30.12.08

Missiva


Uma carta, como antigamente se mandava, caligrafia denunciando o estado d'alma.

Uma carta relatando o que ocorreu desde que, desde semana passada, século, milênio passados, desde quando, quando nada mais chegou.

Bilhete, até, poderia, dizendo, aonde foi, se comeu, quanto dormiu, quantas horas insones. Daquela dor, se passou; das crianças, se cresceram; do peito, se ainda aperta; dos duzentos exercícios diferentes, tempo, tempo pra eles, tem?

Telegrama, talvez, contando breve: do coração - entorpeceu-se, bate, parou?

Onde pousa, onde, a casa, que planeta, esquina, rua?

Que oceano lhe alcança, quantas ondas fustigando corpo, apagando marcas, pegadas, passos; qual cor, a areia; quantos raios diários castigando pele, dourando ombros, curtindo couro?

Quem lhe ama, hoje? Quem agora ama? Quantas, quais, as paixões da hora?
Quais, os sonhos? Que canções ouve? Que palavras novas aprendeu? Que caminho, rota, destino, para o ano?

Só para dizer.
Por acalmar, repartir, compartilhar, dividir, somar, confortar, arrematar com linha de seda.

Só para não se perder. De vista. De vez.

27.12.08

Demolição



Não há como dizer em meia-palavra. E nem meio som, meio sono, meia alegria, meio sonho. Era noite recém-nascida, meia-luz. Era uma vereda, uma picada, atalho. Pra morte. Qualquer um, sã consciência, o saberia. Nem quis saber, que consciência sã não tinha, e foi, corredor polonês, olhos de lince correndo a passagem, cobras e lagartos preparando o bote. Passou. Sem remo. Lenitivo a tiracolo, passo aprumado, ligeiro, o comprido do bar até a mesa, o povo de sempre, o socorro, acolhida. Tirou o adivinhão do bolso, banco de alvenaria, pernas balançando, nada à vontade.
Um, dois goles, um, dois copos, na entrada. À porta, olhos fixos, nada, ninguém, tanta, tanta gente. Bêbados, bêbadas, rapazes, moças, alegres. Uma, duas garrafas. Um aviso, distância sem fim até o balcão.

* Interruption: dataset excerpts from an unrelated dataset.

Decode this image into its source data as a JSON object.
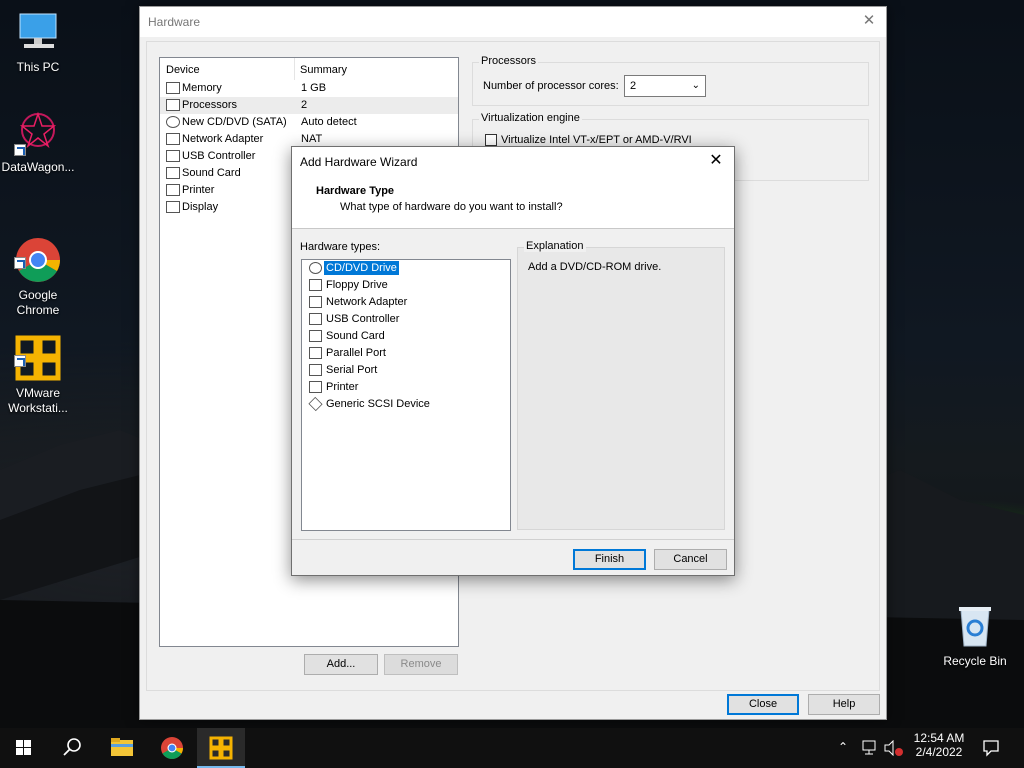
{
  "desktop": {
    "icons": [
      {
        "label": "This PC"
      },
      {
        "label": "DataWagon..."
      },
      {
        "label": "Google\nChrome"
      },
      {
        "label": "VMware\nWorkstati..."
      },
      {
        "label": "Recycle Bin"
      }
    ]
  },
  "hardware_window": {
    "title": "Hardware",
    "close_glyph": "✕",
    "device_list": {
      "col_device": "Device",
      "col_summary": "Summary",
      "rows": [
        {
          "name": "Memory",
          "summary": "1 GB",
          "icon": "memory-icon"
        },
        {
          "name": "Processors",
          "summary": "2",
          "icon": "processor-icon"
        },
        {
          "name": "New CD/DVD (SATA)",
          "summary": "Auto detect",
          "icon": "cd-dvd-icon"
        },
        {
          "name": "Network Adapter",
          "summary": "NAT",
          "icon": "network-adapter-icon"
        },
        {
          "name": "USB Controller",
          "summary": "",
          "icon": "usb-icon"
        },
        {
          "name": "Sound Card",
          "summary": "",
          "icon": "sound-icon"
        },
        {
          "name": "Printer",
          "summary": "",
          "icon": "printer-icon"
        },
        {
          "name": "Display",
          "summary": "",
          "icon": "display-icon"
        }
      ]
    },
    "add_button": "Add...",
    "remove_button": "Remove",
    "processors_group": {
      "label": "Processors",
      "cores_label": "Number of processor cores:",
      "cores_value": "2"
    },
    "virtualization_group": {
      "label": "Virtualization engine",
      "vtx_label": "Virtualize Intel VT-x/EPT or AMD-V/RVI"
    },
    "close_button": "Close",
    "help_button": "Help"
  },
  "wizard": {
    "title": "Add Hardware Wizard",
    "close_glyph": "✕",
    "heading": "Hardware Type",
    "subheading": "What type of hardware do you want to install?",
    "types_label": "Hardware types:",
    "types": [
      {
        "label": "CD/DVD Drive",
        "icon": "cd-dvd-icon"
      },
      {
        "label": "Floppy Drive",
        "icon": "floppy-icon"
      },
      {
        "label": "Network Adapter",
        "icon": "network-adapter-icon"
      },
      {
        "label": "USB Controller",
        "icon": "usb-icon"
      },
      {
        "label": "Sound Card",
        "icon": "sound-icon"
      },
      {
        "label": "Parallel Port",
        "icon": "parallel-port-icon"
      },
      {
        "label": "Serial Port",
        "icon": "serial-port-icon"
      },
      {
        "label": "Printer",
        "icon": "printer-icon"
      },
      {
        "label": "Generic SCSI Device",
        "icon": "scsi-icon"
      }
    ],
    "selected_type": "CD/DVD Drive",
    "explanation_label": "Explanation",
    "explanation_text": "Add a DVD/CD-ROM drive.",
    "finish_button": "Finish",
    "cancel_button": "Cancel"
  },
  "taskbar": {
    "time": "12:54 AM",
    "date": "2/4/2022"
  }
}
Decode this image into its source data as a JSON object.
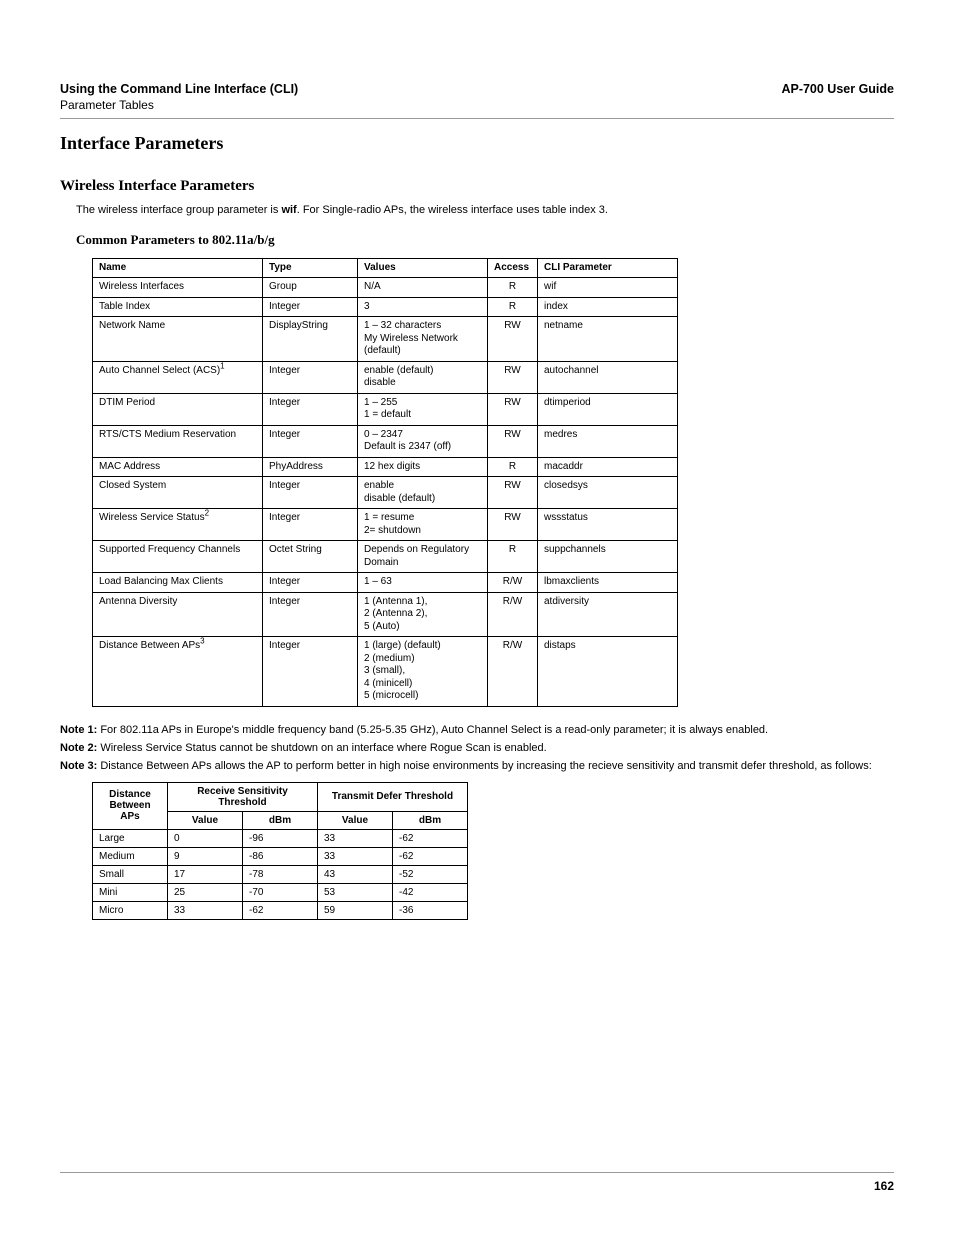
{
  "header": {
    "title_left": "Using the Command Line Interface (CLI)",
    "title_right": "AP-700 User Guide",
    "subtitle": "Parameter Tables"
  },
  "section_h1": "Interface Parameters",
  "section_h2": "Wireless Interface Parameters",
  "intro_pre": "The wireless interface group parameter is ",
  "intro_bold": "wif",
  "intro_post": ". For Single-radio APs, the wireless interface uses table index 3.",
  "section_h3": "Common Parameters to 802.11a/b/g",
  "table1": {
    "headers": [
      "Name",
      "Type",
      "Values",
      "Access",
      "CLI Parameter"
    ],
    "rows": [
      {
        "name": "Wireless Interfaces",
        "sup": "",
        "type": "Group",
        "values": "N/A",
        "access": "R",
        "cli": "wif"
      },
      {
        "name": "Table Index",
        "sup": "",
        "type": "Integer",
        "values": "3",
        "access": "R",
        "cli": "index"
      },
      {
        "name": "Network Name",
        "sup": "",
        "type": "DisplayString",
        "values": "1 – 32 characters\nMy Wireless Network (default)",
        "access": "RW",
        "cli": "netname"
      },
      {
        "name": "Auto Channel Select (ACS)",
        "sup": "1",
        "type": "Integer",
        "values": "enable (default)\ndisable",
        "access": "RW",
        "cli": "autochannel"
      },
      {
        "name": "DTIM Period",
        "sup": "",
        "type": "Integer",
        "values": "1 – 255\n1 = default",
        "access": "RW",
        "cli": "dtimperiod"
      },
      {
        "name": "RTS/CTS Medium Reservation",
        "sup": "",
        "type": "Integer",
        "values": "0 – 2347\nDefault is 2347 (off)",
        "access": "RW",
        "cli": "medres"
      },
      {
        "name": "MAC Address",
        "sup": "",
        "type": "PhyAddress",
        "values": "12 hex digits",
        "access": "R",
        "cli": "macaddr"
      },
      {
        "name": "Closed System",
        "sup": "",
        "type": "Integer",
        "values": "enable\ndisable (default)",
        "access": "RW",
        "cli": "closedsys"
      },
      {
        "name": "Wireless Service Status",
        "sup": "2",
        "type": "Integer",
        "values": "1 = resume\n2= shutdown",
        "access": "RW",
        "cli": "wssstatus"
      },
      {
        "name": "Supported Frequency Channels",
        "sup": "",
        "type": "Octet String",
        "values": "Depends on Regulatory Domain",
        "access": "R",
        "cli": "suppchannels"
      },
      {
        "name": "Load Balancing Max Clients",
        "sup": "",
        "type": "Integer",
        "values": "1 – 63",
        "access": "R/W",
        "cli": "lbmaxclients"
      },
      {
        "name": "Antenna Diversity",
        "sup": "",
        "type": "Integer",
        "values": "1 (Antenna 1),\n2 (Antenna 2),\n5 (Auto)",
        "access": "R/W",
        "cli": "atdiversity"
      },
      {
        "name": "Distance Between APs",
        "sup": "3",
        "type": "Integer",
        "values": "1 (large) (default)\n2 (medium)\n3 (small),\n4 (minicell)\n5 (microcell)",
        "access": "R/W",
        "cli": "distaps"
      }
    ]
  },
  "notes": {
    "n1_label": "Note 1:",
    "n1_text": " For 802.11a APs in Europe's middle frequency band (5.25-5.35 GHz), Auto Channel Select is a read-only parameter; it is always enabled.",
    "n2_label": "Note 2:",
    "n2_text": " Wireless Service Status cannot be shutdown on an interface where Rogue Scan is enabled.",
    "n3_label": "Note 3:",
    "n3_text": " Distance Between APs allows the AP to perform better in high noise environments by increasing the recieve sensitivity and transmit defer threshold, as follows:"
  },
  "table2": {
    "h_dist": "Distance Between APs",
    "h_recv": "Receive Sensitivity Threshold",
    "h_trans": "Transmit Defer Threshold",
    "sub_value": "Value",
    "sub_dbm": "dBm",
    "rows": [
      {
        "d": "Large",
        "rv": "0",
        "rdbm": "-96",
        "tv": "33",
        "tdbm": "-62"
      },
      {
        "d": "Medium",
        "rv": "9",
        "rdbm": "-86",
        "tv": "33",
        "tdbm": "-62"
      },
      {
        "d": "Small",
        "rv": "17",
        "rdbm": "-78",
        "tv": "43",
        "tdbm": "-52"
      },
      {
        "d": "Mini",
        "rv": "25",
        "rdbm": "-70",
        "tv": "53",
        "tdbm": "-42"
      },
      {
        "d": "Micro",
        "rv": "33",
        "rdbm": "-62",
        "tv": "59",
        "tdbm": "-36"
      }
    ]
  },
  "page_number": "162"
}
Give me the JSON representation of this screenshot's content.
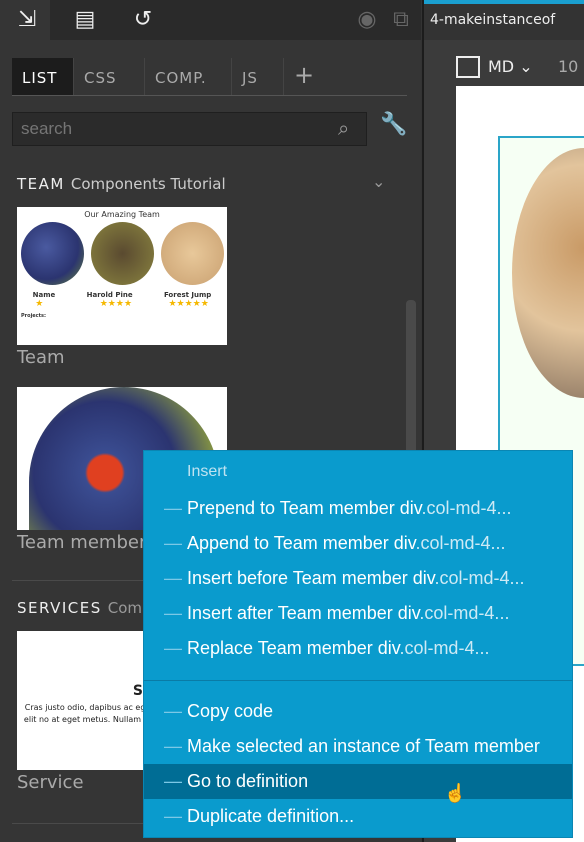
{
  "toolbar": {
    "icons": [
      "import-icon",
      "library-icon",
      "undo-icon",
      "eye-icon",
      "duplicate-icon"
    ]
  },
  "tabs": [
    {
      "label": "LIST"
    },
    {
      "label": "CSS"
    },
    {
      "label": "COMP."
    },
    {
      "label": "JS"
    }
  ],
  "tab_add": "+",
  "search": {
    "placeholder": "search"
  },
  "library": {
    "team_section": {
      "name": "TEAM",
      "subtitle": "Components Tutorial"
    },
    "team_thumb": {
      "title": "Our Amazing Team",
      "members": [
        {
          "name": "Name",
          "stars": 1
        },
        {
          "name": "Harold Pine",
          "stars": 4
        },
        {
          "name": "Forest Jump",
          "stars": 5
        }
      ],
      "projects_label": "Projects:"
    },
    "items": [
      "Team",
      "Team member"
    ],
    "services_section": {
      "name": "SERVICES",
      "subtitle": "Comp"
    },
    "service_thumb": {
      "title": "Service",
      "text": "Cras justo odio, dapibus ac eget quam. Donec id elit no at eget metus. Nullam id do vehicula ut id"
    },
    "service_label": "Service"
  },
  "editor": {
    "tab_title": "4-makeinstanceof",
    "device": "MD",
    "zoom": "10"
  },
  "context_menu": {
    "header": "Insert",
    "insert_items": [
      {
        "pre": "Prepend to Team member div",
        "dim": ".col-md-4..."
      },
      {
        "pre": "Append to Team member div",
        "dim": ".col-md-4..."
      },
      {
        "pre": "Insert before Team member div",
        "dim": ".col-md-4..."
      },
      {
        "pre": "Insert after Team member div",
        "dim": ".col-md-4..."
      },
      {
        "pre": "Replace Team member div",
        "dim": ".col-md-4..."
      }
    ],
    "other_items": [
      "Copy code",
      "Make selected an instance of Team member",
      "Go to definition",
      "Duplicate definition..."
    ],
    "highlighted": "Go to definition"
  }
}
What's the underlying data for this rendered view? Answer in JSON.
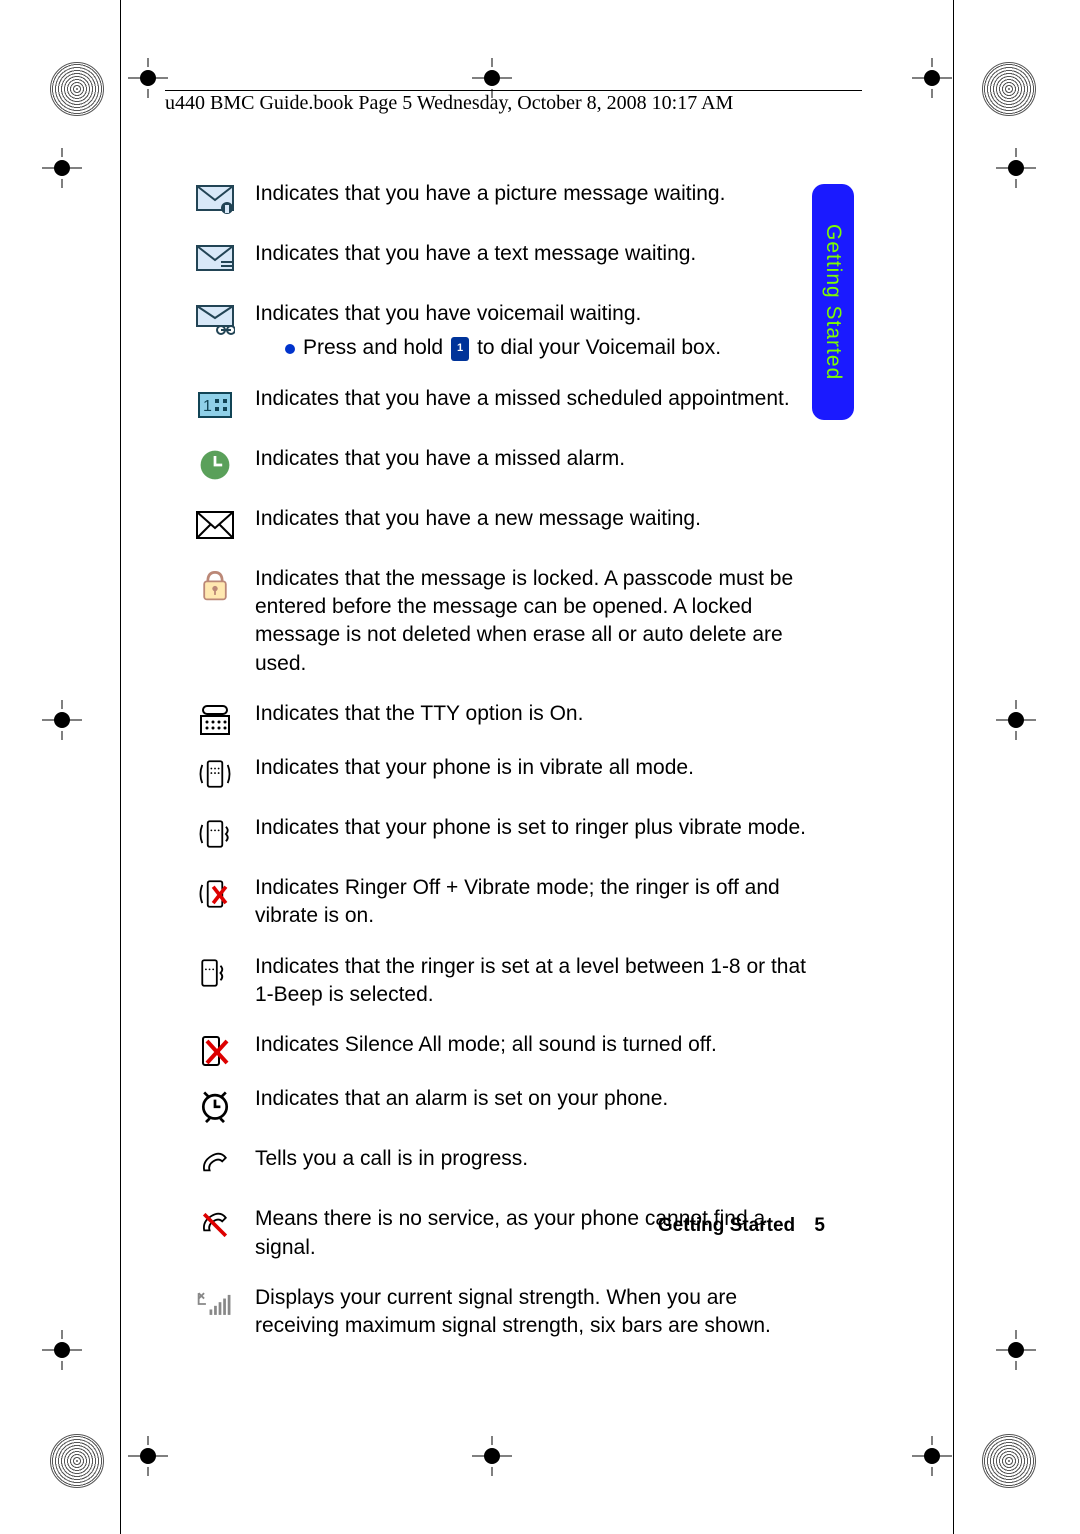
{
  "header": "u440 BMC Guide.book  Page 5  Wednesday, October 8, 2008  10:17 AM",
  "tab_label": "Getting Started",
  "footer": {
    "section": "Getting Started",
    "page": "5"
  },
  "voicemail_key": "1",
  "rows": [
    {
      "icon": "picture-message-icon",
      "text": "Indicates that you have a picture message waiting."
    },
    {
      "icon": "text-message-icon",
      "text": "Indicates that you have a text message waiting."
    },
    {
      "icon": "voicemail-icon",
      "text": "Indicates that you have voicemail waiting.",
      "bullet_pre": "Press and hold",
      "bullet_post": "to dial your Voicemail box."
    },
    {
      "icon": "appointment-icon",
      "text": "Indicates that you have a missed scheduled appointment."
    },
    {
      "icon": "missed-alarm-icon",
      "text": "Indicates that you have a missed alarm."
    },
    {
      "icon": "new-message-icon",
      "text": "Indicates that you have a new message waiting."
    },
    {
      "icon": "locked-message-icon",
      "text": "Indicates that the message is locked. A passcode must be entered before the message can be opened. A locked message is not deleted when erase all or auto delete are used."
    },
    {
      "icon": "tty-icon",
      "text": "Indicates that the TTY option is On."
    },
    {
      "icon": "vibrate-all-icon",
      "text": "Indicates that your phone is in vibrate all mode."
    },
    {
      "icon": "ringer-vibrate-icon",
      "text": "Indicates that your phone is set to ringer plus vibrate mode."
    },
    {
      "icon": "ringer-off-vibrate-icon",
      "text": "Indicates Ringer Off + Vibrate mode; the ringer is off and vibrate is on."
    },
    {
      "icon": "ringer-level-icon",
      "text": "Indicates that the ringer is set at a level between 1-8 or that 1-Beep is selected."
    },
    {
      "icon": "silence-all-icon",
      "text": "Indicates Silence All mode; all sound is turned off."
    },
    {
      "icon": "alarm-set-icon",
      "text": "Indicates that an alarm is set on your phone."
    },
    {
      "icon": "call-in-progress-icon",
      "text": "Tells you a call is in progress."
    },
    {
      "icon": "no-service-icon",
      "text": "Means there is no service, as your phone cannot find a signal."
    },
    {
      "icon": "signal-strength-icon",
      "text": "Displays your current signal strength. When you are receiving maximum signal strength, six bars are shown."
    }
  ]
}
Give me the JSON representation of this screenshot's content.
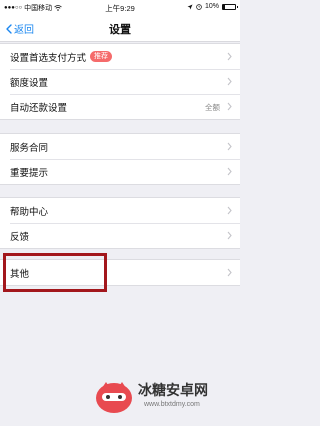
{
  "status_bar": {
    "carrier": "中国移动",
    "time": "上午9:29",
    "battery": "10%"
  },
  "nav": {
    "back_label": "返回",
    "title": "设置"
  },
  "groups": [
    {
      "items": [
        {
          "label": "设置首选支付方式",
          "badge": "推荐"
        },
        {
          "label": "额度设置"
        },
        {
          "label": "自动还款设置",
          "value": "全额"
        }
      ]
    },
    {
      "items": [
        {
          "label": "服务合同"
        },
        {
          "label": "重要提示"
        }
      ]
    },
    {
      "items": [
        {
          "label": "帮助中心"
        },
        {
          "label": "反馈"
        }
      ]
    },
    {
      "items": [
        {
          "label": "其他"
        }
      ]
    }
  ],
  "watermark": {
    "name": "冰糖安卓网",
    "url": "www.btxtdmy.com"
  },
  "colors": {
    "accent": "#1a87f0",
    "badge": "#f56b6b",
    "highlight": "#a3171c"
  }
}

O balcão do bar, o olhar, sorriso, risos iluminando a noite, luzes ofuscando em torno, tudo o mais sumindo, fugindo, passo da eternidade, portal do paraíso, divina comédia, inversão do percurso. Tanta, tanta luz naquela noite longe, naquele bar, olho no olho, riso no riso, dedos e panos, tanta promessa, tanta ventura, tanta alegria, tão pouco tempo e mais ninguém, mais nada, nem mais sons fora, círculo invisível, halo fosforescente, invólucro, crisálida, metamorfose.

Encanto.

Hiato.

A estrada nunca tem fim.
Uma lágrima e uma lembrança.

Inda ontem passou por lá. Na calçada, uns tijolos de demolição.
Nem mesmo o bar existe mais.

22.12.08

EsperAção


Se fosse tirar férias, escreveria bilhete, nota, carta, aviso de despedida, que não me ausento sem adeus, tchau, ’té mais. Não é o caso. Nada de férias, veraneio. Como não os verão - férias e veraneio - trocentos e vinte e sete zilhões de brasileiros, algo mais, algo menos, trabalhando janeiro sol e chuva. E nem verão país melhor, país nenhum, nenhum verão, tão logo, talvez mais tarde, com as recusas a velar a esperança; negação terminante a fazê-lo.
Ano de 2009: dois mais nove, nove fora, dois. Reza o tarot: o arcano da Sacerdotisa, o príncipio feminino, receptividade, mistério, intuição. Ainda, a dualidade, claro. Por outra, dois mais nove, nove dentro, onze: o arcano da Força, o domínio sobre o leão, a claridade solar.
Portanto, ou por nada a ver, doladodecá tudo será talvez. Que talvez eu parta, talvez fique, talvez mude de endereço, talvez fique, talvez passe, talvez fique. E talvez nem case nem compre uma bicicleta. De certo mesmo, nadinha além da tal i-n-d-e-f-i-n-i-ç-ã-o, incômoda como bem sabe sempre ser. Ao fim e ao cabo, tudo se iluminará, diz A Força. Caso não, o que não tiver remédio, remediado estará – costume de dizer de dona Nica, grande pessoa (cacófato à parte) – e o jeito vai ser esperar com Capinam. Ou ir capinando, arando, semeando, regando, preparando a colheita. Plantando o jardim, com o Cândido de Voltaire.
Em razão de mais trabalho agora, pois, digo 'té ano que vem. E Feliz Natal e Feliz Ano Novo e Feliz Vida!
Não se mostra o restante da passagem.